Social Media has changed how we consume and search for information on the Web. All major search engines now index content from feeds and blogs. Traditionally, all search engine had to do was find the relevant documents and rank the matches (often based on relevance of the page w.r.t the query and authority of the site). This was fine when content on the Web was "static" for most part. So how has the presence of Social Media content changed the notion of "relevance" in today's search engines? I think that there are four things that need to be considered when ranking Social Media search results:
- Relevance: Clearly this is the most important criteria to be optimized. There is a good deal of research including many years of TREC to understand and improve search quality. It is a challenge to get a good tradeoff between precision and recall in any IR system. With Social Media content this tradeoff may additionally depend on when one is searching for a given query. Consider searching for "Obama election results" -- clearly, if this is being searched for during a primary election season (like today), what the user is looking for is a variety of opinions and might be willing to (to an extent) compromise on the precision in favor of a higher recall. Whereas if the same query was to be performed in 2009, it is precision that would matter most.

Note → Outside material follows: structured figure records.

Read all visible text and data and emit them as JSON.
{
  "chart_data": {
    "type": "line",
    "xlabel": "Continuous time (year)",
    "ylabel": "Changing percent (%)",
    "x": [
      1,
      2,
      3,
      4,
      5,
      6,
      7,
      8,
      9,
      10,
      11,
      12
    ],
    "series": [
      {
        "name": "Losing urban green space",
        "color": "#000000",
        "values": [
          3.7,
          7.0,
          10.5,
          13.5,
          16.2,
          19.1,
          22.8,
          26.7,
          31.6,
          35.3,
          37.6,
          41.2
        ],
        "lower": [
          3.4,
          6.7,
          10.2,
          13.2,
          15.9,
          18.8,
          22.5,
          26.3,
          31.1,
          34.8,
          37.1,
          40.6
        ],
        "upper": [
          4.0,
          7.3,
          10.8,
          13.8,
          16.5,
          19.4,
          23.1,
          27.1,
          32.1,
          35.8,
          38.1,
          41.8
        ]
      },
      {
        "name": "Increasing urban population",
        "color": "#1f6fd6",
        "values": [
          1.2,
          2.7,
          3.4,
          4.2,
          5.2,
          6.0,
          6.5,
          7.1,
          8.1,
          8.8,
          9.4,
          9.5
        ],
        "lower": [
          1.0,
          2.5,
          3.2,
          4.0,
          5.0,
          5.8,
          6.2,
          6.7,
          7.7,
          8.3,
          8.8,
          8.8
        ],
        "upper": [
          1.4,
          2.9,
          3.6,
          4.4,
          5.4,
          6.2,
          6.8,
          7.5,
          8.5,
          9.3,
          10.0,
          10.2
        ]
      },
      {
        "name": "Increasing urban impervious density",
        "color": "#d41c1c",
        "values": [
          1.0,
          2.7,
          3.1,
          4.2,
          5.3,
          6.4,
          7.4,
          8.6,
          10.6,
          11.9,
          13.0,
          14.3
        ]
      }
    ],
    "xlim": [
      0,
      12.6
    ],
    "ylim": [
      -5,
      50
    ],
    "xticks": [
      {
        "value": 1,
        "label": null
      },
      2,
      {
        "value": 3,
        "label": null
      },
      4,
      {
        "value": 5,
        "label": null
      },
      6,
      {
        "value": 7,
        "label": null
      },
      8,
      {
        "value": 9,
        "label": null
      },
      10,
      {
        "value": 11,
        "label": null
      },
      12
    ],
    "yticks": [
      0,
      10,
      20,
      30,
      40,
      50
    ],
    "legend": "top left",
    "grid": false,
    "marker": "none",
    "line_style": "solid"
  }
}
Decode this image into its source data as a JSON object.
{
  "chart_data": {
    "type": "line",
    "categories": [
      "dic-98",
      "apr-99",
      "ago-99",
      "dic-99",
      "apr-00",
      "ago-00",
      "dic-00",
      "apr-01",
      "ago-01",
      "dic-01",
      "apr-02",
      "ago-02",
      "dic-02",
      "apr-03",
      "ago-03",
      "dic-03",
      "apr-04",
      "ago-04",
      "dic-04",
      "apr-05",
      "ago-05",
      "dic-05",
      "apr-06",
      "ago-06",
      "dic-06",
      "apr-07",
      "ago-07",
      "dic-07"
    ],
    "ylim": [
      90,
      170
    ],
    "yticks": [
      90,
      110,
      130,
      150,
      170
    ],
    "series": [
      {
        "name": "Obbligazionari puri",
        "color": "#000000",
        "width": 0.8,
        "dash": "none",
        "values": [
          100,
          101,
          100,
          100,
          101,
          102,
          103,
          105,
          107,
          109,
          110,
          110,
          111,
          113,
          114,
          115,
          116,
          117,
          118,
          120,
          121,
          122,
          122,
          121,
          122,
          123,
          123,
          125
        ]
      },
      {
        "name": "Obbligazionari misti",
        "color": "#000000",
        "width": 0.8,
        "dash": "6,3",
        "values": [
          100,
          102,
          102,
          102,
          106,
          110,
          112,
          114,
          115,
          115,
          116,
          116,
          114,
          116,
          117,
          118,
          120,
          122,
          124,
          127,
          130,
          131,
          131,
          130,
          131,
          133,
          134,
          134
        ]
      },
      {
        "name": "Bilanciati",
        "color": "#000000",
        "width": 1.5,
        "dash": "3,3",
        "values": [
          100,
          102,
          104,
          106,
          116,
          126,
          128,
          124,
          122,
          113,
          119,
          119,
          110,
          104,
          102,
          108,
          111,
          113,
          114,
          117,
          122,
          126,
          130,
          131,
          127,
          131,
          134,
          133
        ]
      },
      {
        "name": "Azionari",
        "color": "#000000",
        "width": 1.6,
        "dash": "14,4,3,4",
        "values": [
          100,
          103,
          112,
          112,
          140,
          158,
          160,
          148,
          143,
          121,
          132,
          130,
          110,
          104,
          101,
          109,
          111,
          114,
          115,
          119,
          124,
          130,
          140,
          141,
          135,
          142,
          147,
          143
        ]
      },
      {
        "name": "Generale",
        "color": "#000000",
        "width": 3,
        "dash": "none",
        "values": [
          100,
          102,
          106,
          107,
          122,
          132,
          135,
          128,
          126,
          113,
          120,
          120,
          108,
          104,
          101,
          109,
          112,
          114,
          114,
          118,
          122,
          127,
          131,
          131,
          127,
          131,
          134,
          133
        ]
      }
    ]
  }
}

- Authority: PageRank, HITS and many other techniques measure a site's authority in the context of the entire graph. Traditionally, even authority is seen as a static measure of a page's importance, given all the links accumulated during the existence of the site. Is this really true in Social Media? Are all blogs equally authoritative -- always? It depends! With plenty of blogs being active and new blogs joining and leaving networks all the time, I think that the authority of a node may also change over time.
- Popularity: The "slashdot effect" (or is it the Techmeme effect now?) can make an interesting post or meme rapidly spread across the Blogosphere and causes it to suddenly rise in popularity. Popularity can be fleeting - something interesting, funny or just bizarre can gain a lot of links. These links accumulated in short bursts of time -- should not count as much as links (perhaps even fewer) that a blog received due to a sustained interest by a number of users over longer periods of times. For most part, graph analysis tools and algorithms tend to ignore this effect when ranking the importance of a node.
- Recency: Blog search engines provide ranked, relevant documents often sorted by recency. To me the interesting question is whether traditional search would also go this route and start offering ways to find recent documents? Given the proliferation of social media content in search results, this may soon be the case.
IMHO, The search engine that seems to do a good job at giving users final control over this granularity is Ask's blog search. It has a fantastic feature that lets you search based on "Relevance, Recency and Popularity". As we see a rapid increase in the portion of relevant blog and feed data presented regular search results, I guess Web search engines would find it compelling to rethink the traditional view of how they present search results.